Interview de Michel Albouy : Professeur senior de finance à Grenoble Ecole de Management

Michel Albouy

Professeur senior de finance à Grenoble Ecole de Management

On ne sait pas ce que seront Facebook ou Twitter dans cinq ans

Publié le 07 Mars 2014

Que vous inspire la hausse des valeurs technologiques de ces dernières années ?
Les valeurs internet sont surévaluées. Je n’investirais pas dans ce secteur aujourd’hui. Les valorisations reposent sur des anticipations de résultats très optimistes, le risque que ces sociétés déçoivent ces attentes est important. Chaque publication trimestrielle peut entraîner de fortes variations de cours. J’ajoute que ces sociétés peuvent disparaître rapidement. Elles sont pour la plupart des « pure players ». On ne sait pas ce que seront Facebook ou Twitter dans cinq ans. On ne peut pas prédire le comportement des consommateurs de ces nouvelles entreprises car elles ne répondent pas à des besoins «vitaux» comme l’agroalimentaire ou la construction. Des stars comme Nokia sont tombées très vite. Même Apple est en difficulté aujourd’hui.

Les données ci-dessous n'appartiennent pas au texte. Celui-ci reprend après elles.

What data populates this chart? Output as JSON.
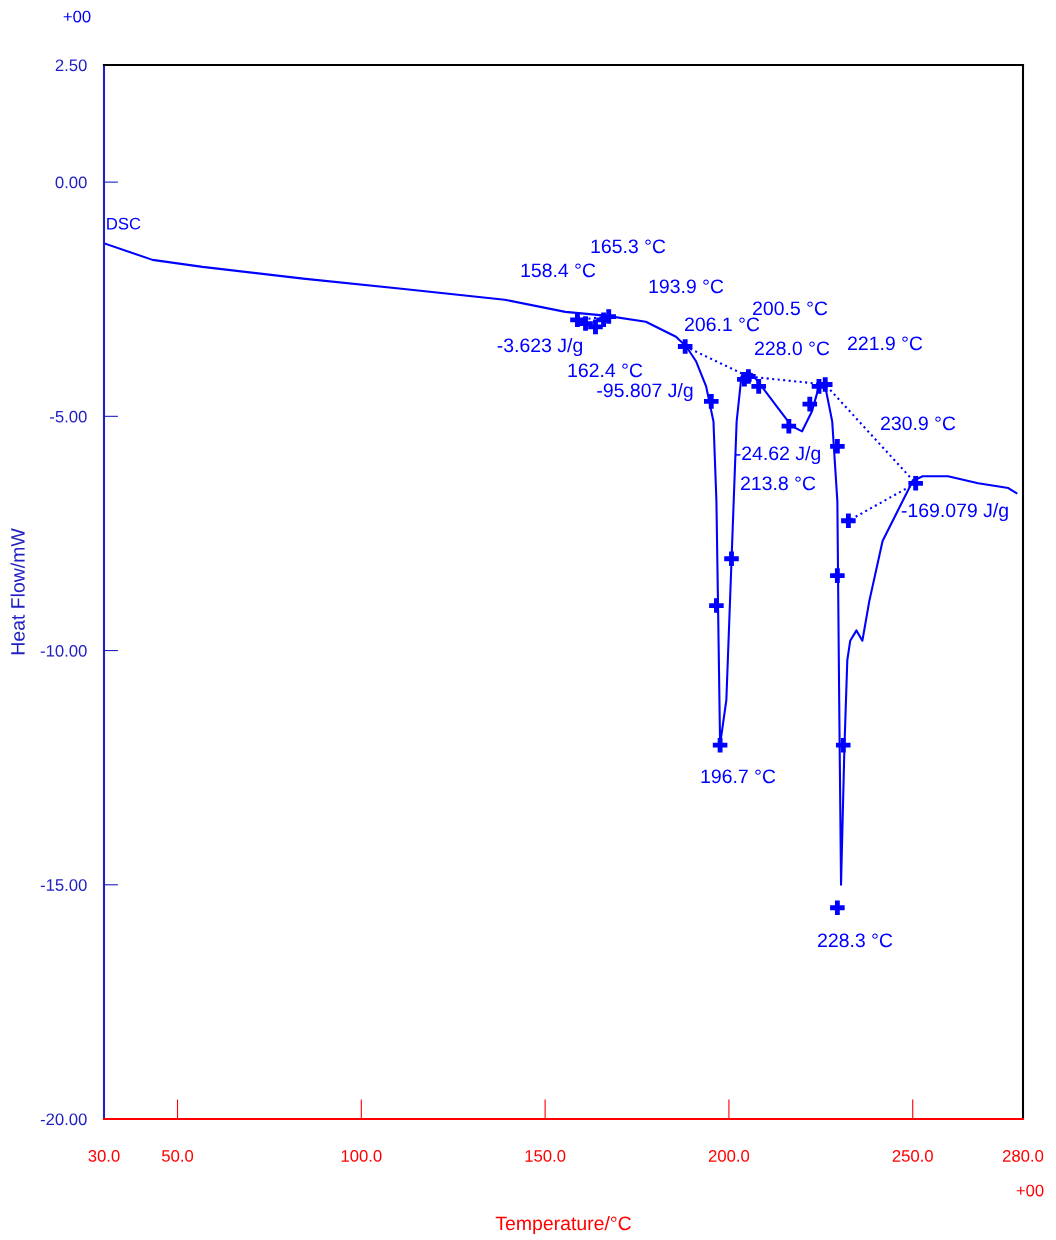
{
  "chart_data": {
    "type": "line",
    "xlabel": "Temperature/°C",
    "ylabel": "Heat Flow/mW",
    "xlim": [
      30,
      280
    ],
    "ylim": [
      -20,
      2.5
    ],
    "xticks": [
      {
        "value": 30,
        "label": "30.0"
      },
      {
        "value": 50,
        "label": "50.0"
      },
      {
        "value": 100,
        "label": "100.0"
      },
      {
        "value": 150,
        "label": "150.0"
      },
      {
        "value": 200,
        "label": "200.0"
      },
      {
        "value": 250,
        "label": "250.0"
      },
      {
        "value": 280,
        "label": "280.0"
      }
    ],
    "yticks": [
      {
        "value": 2.5,
        "label": "2.50"
      },
      {
        "value": 0,
        "label": "0.00"
      },
      {
        "value": -5,
        "label": "-5.00"
      },
      {
        "value": -10,
        "label": "-10.00"
      },
      {
        "value": -15,
        "label": "-15.00"
      },
      {
        "value": -20,
        "label": "-20.00"
      }
    ],
    "series": [
      {
        "name": "DSC",
        "color": "#0000ff",
        "line_style": "solid",
        "x": [
          30.5,
          43.2,
          56.8,
          84.2,
          111.6,
          139,
          155.5,
          166.4,
          177.4,
          185.6,
          188.4,
          191.1,
          193.8,
          195.8,
          196.6,
          197.1,
          197.6,
          199.3,
          200.7,
          202.1,
          203.4,
          206.2,
          208.9,
          213.0,
          217.1,
          219.9,
          222.6,
          224.5,
          226.2,
          228.1,
          229.5,
          230.0,
          230.5,
          231.4,
          232.2,
          233.0,
          234.7,
          236.3,
          238.2,
          241.8,
          245.9,
          250.0,
          252.7,
          259.6,
          267.8,
          276.0,
          278.2
        ],
        "values": [
          -1.32,
          -1.66,
          -1.81,
          -2.06,
          -2.28,
          -2.51,
          -2.77,
          -2.85,
          -2.98,
          -3.3,
          -3.51,
          -3.83,
          -4.36,
          -5.11,
          -6.81,
          -9.36,
          -12.0,
          -11.06,
          -8.09,
          -5.11,
          -4.15,
          -4.09,
          -4.36,
          -4.79,
          -5.21,
          -5.32,
          -4.89,
          -4.36,
          -4.36,
          -5.11,
          -6.81,
          -11.06,
          -15.0,
          -12.13,
          -10.21,
          -9.79,
          -9.57,
          -9.79,
          -8.94,
          -7.66,
          -7.02,
          -6.38,
          -6.28,
          -6.28,
          -6.43,
          -6.53,
          -6.64
        ]
      },
      {
        "color": "#0000ff",
        "line_style": "dotted",
        "x": [
          158.8,
          167.3
        ],
        "values": [
          -2.94,
          -2.87
        ]
      },
      {
        "color": "#0000ff",
        "line_style": "dotted",
        "x": [
          188.1,
          205.3,
          226.2,
          250.8,
          232.5
        ],
        "values": [
          -3.51,
          -4.15,
          -4.32,
          -6.43,
          -7.23
        ]
      },
      {
        "type": "scatter",
        "color": "#0000ff",
        "marker": "cross",
        "x": [
          158.8,
          161.0,
          163.7,
          165.9,
          167.3,
          188.1,
          195.2,
          196.6,
          197.6,
          200.7,
          204.2,
          205.3,
          208.1,
          216.3,
          222.0,
          224.5,
          226.2,
          229.5,
          229.5,
          231.1,
          229.5,
          232.5,
          250.8
        ],
        "values": [
          -2.94,
          -3.02,
          -3.09,
          -2.94,
          -2.87,
          -3.51,
          -4.68,
          -9.04,
          -12.02,
          -8.04,
          -4.21,
          -4.15,
          -4.36,
          -5.21,
          -4.74,
          -4.36,
          -4.32,
          -5.64,
          -8.4,
          -12.02,
          -15.49,
          -7.23,
          -6.43
        ]
      }
    ],
    "grid": false,
    "legend": false,
    "annotations": [
      "158.4 °C",
      "165.3 °C",
      "193.9 °C",
      "-3.623 J/g",
      "162.4 °C",
      "206.1 °C",
      "200.5 °C",
      "228.0 °C",
      "221.9 °C",
      "-95.807 J/g",
      "-24.62 J/g",
      "213.8 °C",
      "230.9 °C",
      "-169.079 J/g",
      "196.7 °C",
      "228.3 °C",
      "+00",
      "+00"
    ]
  }
}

Tous sont à la merci d’innovations technologiques qui les déclasseraient.

Va-t-on vers une nouvelle bulle internet ?
Nous ne sommes pas dans la même configuration qu’en 2000. Certes les anticipations sont très optimistes mais le marché sait se montrer plus sélectif. Il a appris à connaître les entreprises internet, ce ne sont plus totalement des OVNIs comme il y a quatorze ans. J’ajoute que si Facebook ou Twitter perdaient 50% de leur valeur, cela ne changerait pas la face les marchés financiers. Les autres secteurs continueraient à croître selon leurs fondamentaux. Le risque de contagion est limité.

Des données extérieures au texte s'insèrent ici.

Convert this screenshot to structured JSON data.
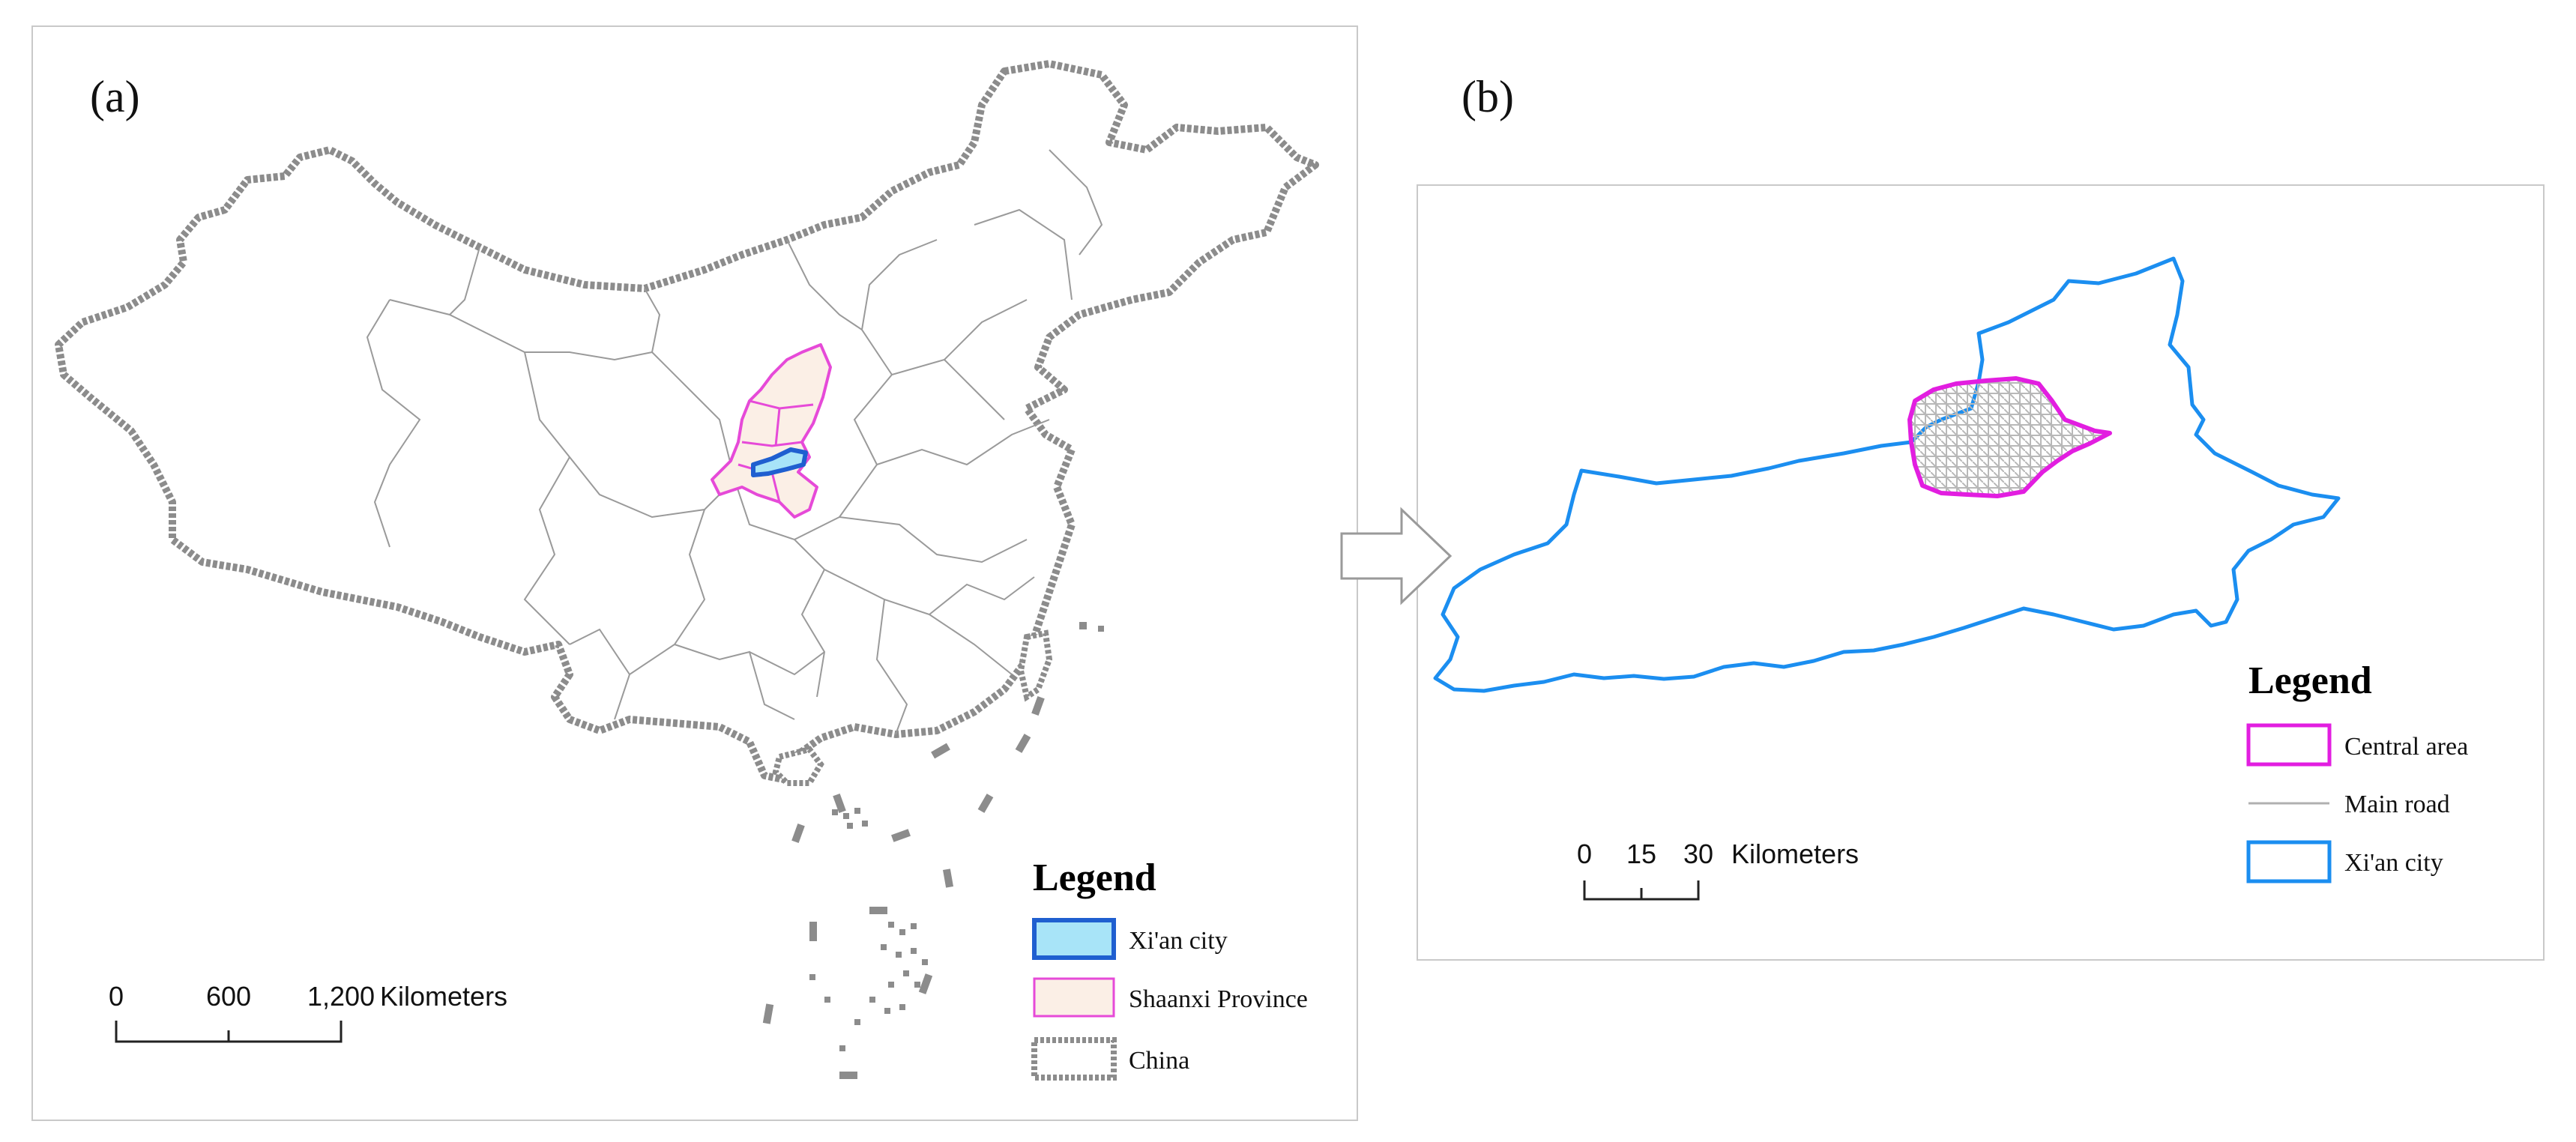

Là où la situation actuelle ressemble à 2000, c’est par le contexte macroéconomique. L’économie américaine repart, la crise des subprimes et la crise des dettes européenne sont derrière nous, le commerce redémarre et avec lui le e-commerce…Ce contexte favorise les anticipations optimistes et une forme d’aveuglement vis-à-vis des valeurs technologiques.

Que voulez-vous dire ?

Les valeurs technologiques captent l’attention car ce sont des marques très puissantes. N’importe quel investisseur dans le monde a entendu parler de Twitter. Lorsqu’elles s’introduisent en bourse, l’argent afflue du monde entier. Mais si Twitter pèse aujourd’hui plus que Renault en bourse, je tiens à rappeler qu’il emploie 55 fois moins de salariés (2300 employés contre 127 000 pour Renault) pour un chiffre d’affaires 24 fois inférieur. Or, on ne sait toujours pas très bien comment Twitter va gagner de l’argent dans les prochaines années.

Propos recueillis par F.S.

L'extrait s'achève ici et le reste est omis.